Banco CMF ikut serta melalui unit korporat barunya, QORP. Bank tersebut bekerja dalam minimum viable product milik JPMorgan untuk proyek ini. Tujuannya adalah menguji apakah infrastruktur simpanan yang tokenized dapat meningkatkan penyelesaian dan rekonsiliasi antar bank.

Maximiliano Cohn, chief information officer CMF, menjelaskan tahap pertama pilot. Ia dilaporkan mengatakan bahwa bank sedang mengintegrasikan layanan yang tersedia untuk “memverifikasi peningkatan dalam waktu penyelesaian dan rekonsiliasi antar bank.” Itu membuat fokus awal berada pada efisiensi operasional, bukan peluncuran produk.
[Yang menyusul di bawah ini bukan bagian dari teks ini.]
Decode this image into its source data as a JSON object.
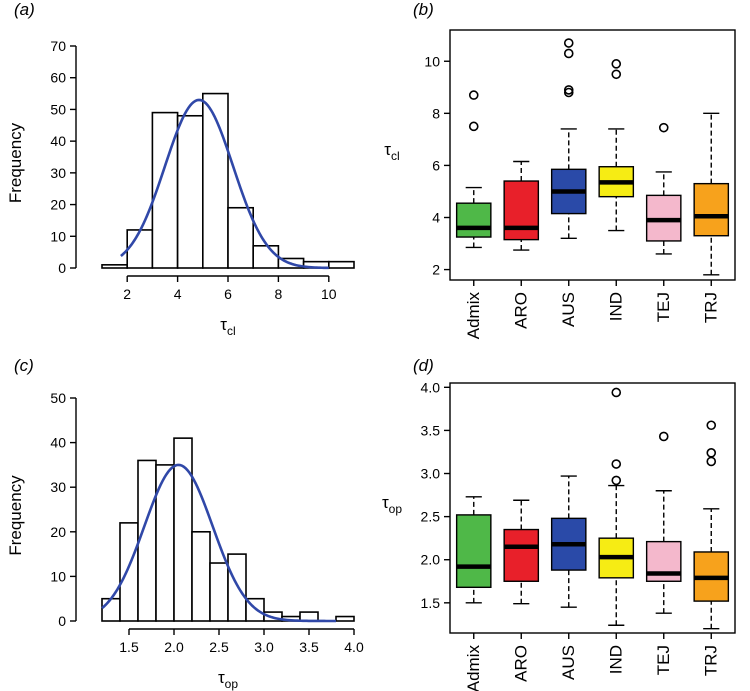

Laporan tersebut mengatakan pengujian tidak menggunakan uang sungguhan pada tahap ini. Transaksi masih diselesaikan melalui sistem perbankan tradisional. Blockchain digunakan untuk mencatat dan merekonsiliasi operasi-operasi tersebut selama pilot.
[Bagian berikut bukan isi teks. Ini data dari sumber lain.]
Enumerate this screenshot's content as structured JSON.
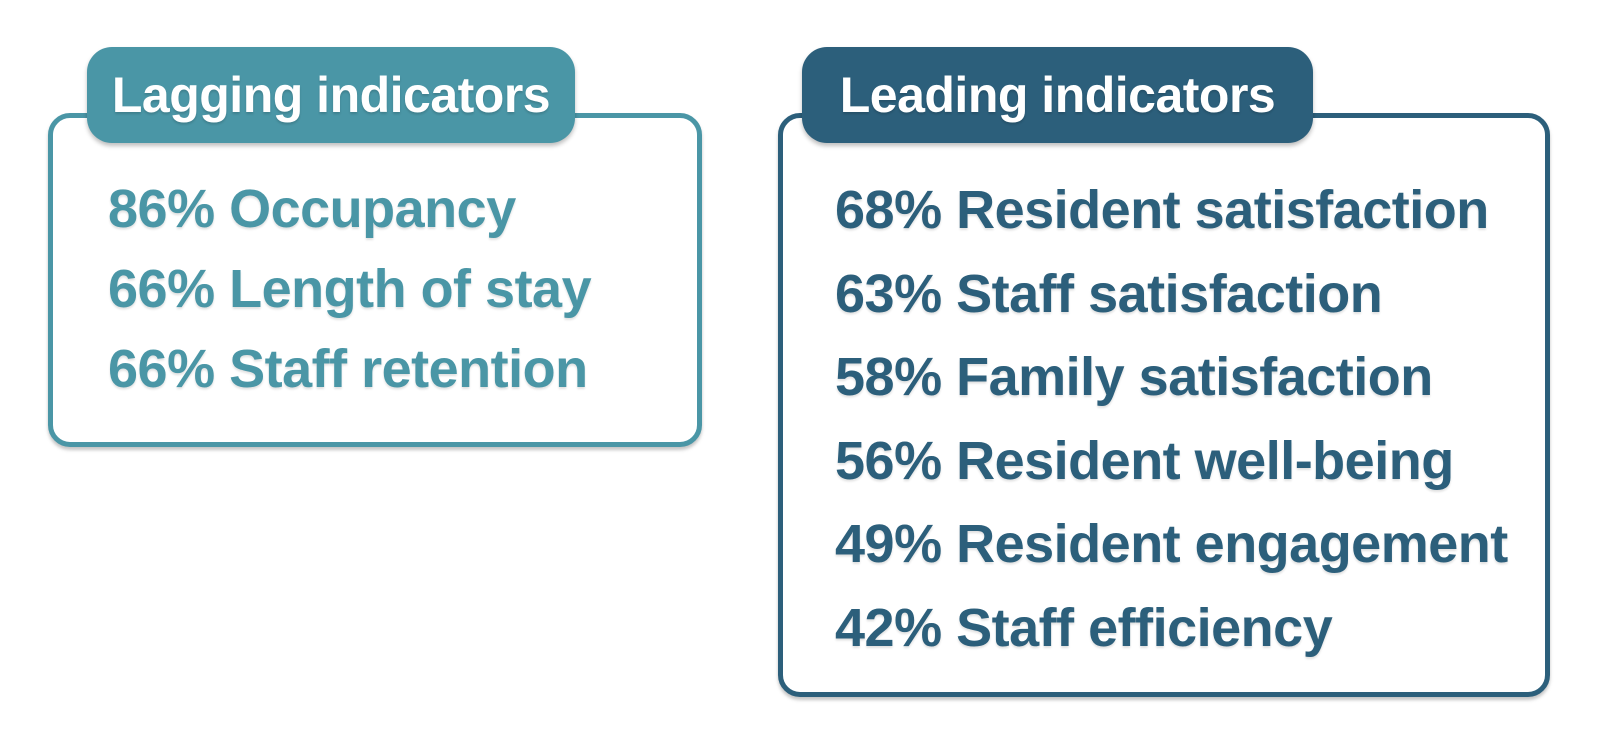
{
  "colors": {
    "teal": "#4A96A6",
    "dark_blue": "#2C5F7B",
    "tab_text": "#FFFFFF",
    "background": "#FFFFFF"
  },
  "panels": {
    "lagging": {
      "title": "Lagging indicators",
      "items": [
        {
          "percent": "86%",
          "label": "Occupancy"
        },
        {
          "percent": "66%",
          "label": "Length of stay"
        },
        {
          "percent": "66%",
          "label": "Staff retention"
        }
      ]
    },
    "leading": {
      "title": "Leading indicators",
      "items": [
        {
          "percent": "68%",
          "label": "Resident satisfaction"
        },
        {
          "percent": "63%",
          "label": "Staff satisfaction"
        },
        {
          "percent": "58%",
          "label": "Family satisfaction"
        },
        {
          "percent": "56%",
          "label": "Resident well-being"
        },
        {
          "percent": "49%",
          "label": "Resident engagement"
        },
        {
          "percent": "42%",
          "label": "Staff efficiency"
        }
      ]
    }
  }
}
Pilot masih terbatas karena pembatasan kripto tetap ada

Bank sentral Argentina masih membatasi bank untuk menawarkan sebagian besar layanan terkait kripto kepada klien. Aturan tersebut tetap berlaku sejak 2022. Aturan itu melarang institusi keuangan mengeksekusi atau memfasilitasi transaksi aset digital yang belum memiliki persetujuan regulasi nasional.

Meski begitu, tes JPM Coin yang berjalan saat ini tampaknya tidak melanggar pembatasan tersebut. Pilot ini berpusat pada infrastruktur internal bank dan bukan pada layanan kripto publik. Hal itu telah memungkinkan institusi mengeksplorasi alat-alat blockchain sementara aturan yang lebih luas masih dalam peninjauan.

Banco Central de la República Argentina dilaporkan sedang meninjau pembatasan 2022 tersebut. Setiap perubahan pada kerangka itu dapat memengaruhi cara bank menggunakan sistem aset digital di masa depan. Untuk saat ini, pemberi pinjaman tetap terbatas pada aplikasi internal dan pengujian yang terkontrol.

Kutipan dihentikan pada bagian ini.